The biochemical parameters assessed include oral glucose tolerance test (OGTT), cholesterol, triglyceride (TG), High Density Lipoprotein cholesterol levels (HDL), Low-Density Lipoprotein cholesterol levels (LDL), Urea, Creatinine, ALT, AST. The OGTT was performed by measuring fasting glucose after an overnight fast followed by 2 h post 75 g of oral anhydrous glucose in 300 mL of water. Estimation of all the biochemical parameters was carried out using Erba bioassay diagnostic kits on semi-automatic analyzer (Erba Chemtouch 7, Biochemistry Analyzer, Wiesbaden, Germany).

Polymorphism genotyping analysis

Genomic DNA was isolated from peripheral blood leukocytes by using QIAamp DNA mini kit (QIAGEN, Hilden, Germany)24 and genotyping for polymorphisms of CYP19 was carried on.

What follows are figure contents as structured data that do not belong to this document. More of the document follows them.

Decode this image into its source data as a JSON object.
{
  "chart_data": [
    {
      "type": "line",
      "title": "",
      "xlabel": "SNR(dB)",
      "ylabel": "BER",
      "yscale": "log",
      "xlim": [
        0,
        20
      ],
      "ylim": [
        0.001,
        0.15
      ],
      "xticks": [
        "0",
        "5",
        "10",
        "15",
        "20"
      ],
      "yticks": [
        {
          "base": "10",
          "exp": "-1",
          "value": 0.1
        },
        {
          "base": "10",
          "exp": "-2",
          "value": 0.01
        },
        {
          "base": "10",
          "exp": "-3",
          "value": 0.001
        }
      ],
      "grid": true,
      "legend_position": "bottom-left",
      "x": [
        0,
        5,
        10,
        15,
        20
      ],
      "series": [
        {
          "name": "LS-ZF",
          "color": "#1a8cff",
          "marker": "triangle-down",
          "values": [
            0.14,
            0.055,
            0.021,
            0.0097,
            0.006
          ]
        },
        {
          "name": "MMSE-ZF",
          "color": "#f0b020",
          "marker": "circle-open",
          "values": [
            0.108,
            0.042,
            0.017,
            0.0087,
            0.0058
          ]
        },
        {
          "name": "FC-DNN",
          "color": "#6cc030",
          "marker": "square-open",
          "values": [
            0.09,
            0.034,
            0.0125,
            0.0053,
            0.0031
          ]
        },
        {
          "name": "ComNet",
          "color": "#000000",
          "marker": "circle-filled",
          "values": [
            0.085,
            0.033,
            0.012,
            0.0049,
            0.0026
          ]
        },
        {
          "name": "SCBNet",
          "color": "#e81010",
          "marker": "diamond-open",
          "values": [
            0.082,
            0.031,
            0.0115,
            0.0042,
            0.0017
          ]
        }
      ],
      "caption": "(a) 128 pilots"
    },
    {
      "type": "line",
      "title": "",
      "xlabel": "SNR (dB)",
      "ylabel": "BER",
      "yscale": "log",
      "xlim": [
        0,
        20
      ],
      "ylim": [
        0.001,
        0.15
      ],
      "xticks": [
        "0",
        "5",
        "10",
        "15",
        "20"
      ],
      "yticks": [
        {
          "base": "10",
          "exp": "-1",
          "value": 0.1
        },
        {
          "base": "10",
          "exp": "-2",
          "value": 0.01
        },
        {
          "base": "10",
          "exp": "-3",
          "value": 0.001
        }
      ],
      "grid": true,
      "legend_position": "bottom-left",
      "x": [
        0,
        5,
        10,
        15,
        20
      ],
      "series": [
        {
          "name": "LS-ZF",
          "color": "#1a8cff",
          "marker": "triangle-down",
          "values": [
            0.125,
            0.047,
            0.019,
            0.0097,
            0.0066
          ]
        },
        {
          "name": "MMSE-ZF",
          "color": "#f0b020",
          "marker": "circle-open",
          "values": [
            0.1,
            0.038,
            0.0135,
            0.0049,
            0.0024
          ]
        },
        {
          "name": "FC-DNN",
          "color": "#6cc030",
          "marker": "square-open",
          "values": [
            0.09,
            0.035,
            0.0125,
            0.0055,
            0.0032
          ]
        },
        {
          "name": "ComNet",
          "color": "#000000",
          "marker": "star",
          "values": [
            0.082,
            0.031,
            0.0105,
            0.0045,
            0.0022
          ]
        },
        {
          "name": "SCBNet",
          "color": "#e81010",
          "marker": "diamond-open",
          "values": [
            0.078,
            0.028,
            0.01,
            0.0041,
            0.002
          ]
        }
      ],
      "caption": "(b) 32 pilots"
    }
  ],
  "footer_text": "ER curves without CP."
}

Genotyping of rs2414096 polymorphism of the CYP19 gene was analyzed by polymerase chain reaction-restriction fragment length polymorphism (PCR–RFLP) method. The PCR product of 189 bp was amplified by using the following primers: forward 5′-TCT GGA AAC TTT TGG TTT GAG TG-3′ and reverse 5′-GAT TTA GCT TAA GAG CCT TTT CTT ACA-3′13. The PCR amplification consisted of an initial denaturation at 94 °C for 5 min followed by 35 cycles, each cycle with denaturation at 94 °C for 30 s, annealing was carried out at 48 °C for 30 s and extension was carried out at 72 °C for 40 s, and final extension was carried out at 72 °C for 7 min using thermocycler (Eppendorf, Germany). The PCR products of 189 bp were then subjected to restriction fragment length polymorphism (RFLP) with restriction enzyme CviAII at 37 °C overnight. This digested product of 189 bp was then separated by electrophoresis using 3% agarose gel. The wild type genotype (GG) was not digested yielding a single band of 189 bp; the heterozygote genotype (GA) yielded 3 bands of 189, 161, and 28 bp and homozygous mutant (AA) yielded two fragments of 161 and 28 bp.

Statistical analysis

Data was managed by Microsoft excel and the baseline quantitative variables were expressed as mean ± SD. All the anthropometric, biochemical and hormonal parameters of PCOS and controls and genotype groups were compared by unpaired student t-test. All the non-parametric variables were calculated by Chi square test. Chi-square (χ2) test was used to find out differences in genotype and allele frequencies and test deviations of genotype distribution from Hardy–Weinberg equilibrium between PCOS and controls. Odds ratio and 95% confidence intervals were calculated to test relative risk of dominant, recessive and additive models. One way analysis of variance (ANOVA) was used to compare multiple groups in log additive genotype model followed by Tukey HSD test for intergroup association. The statistical analysis was carried out using statistical computation website vassarstats (http://vassarstats.net/). P-value of less than 0.05 was considered to be statistically significant.

Ethics approval

This study was approved by the Institutional Ethics Committee, Sher-i-Kashmir Institute of Medical Science, Srinagar under Ethical approval no. IEC-SKIMS Protocol-RP-73/2016.

Consent of participation

All participants were recruited after written informed consent was obtained from them.

Consent for publication

All authors have approved the manuscript for submission.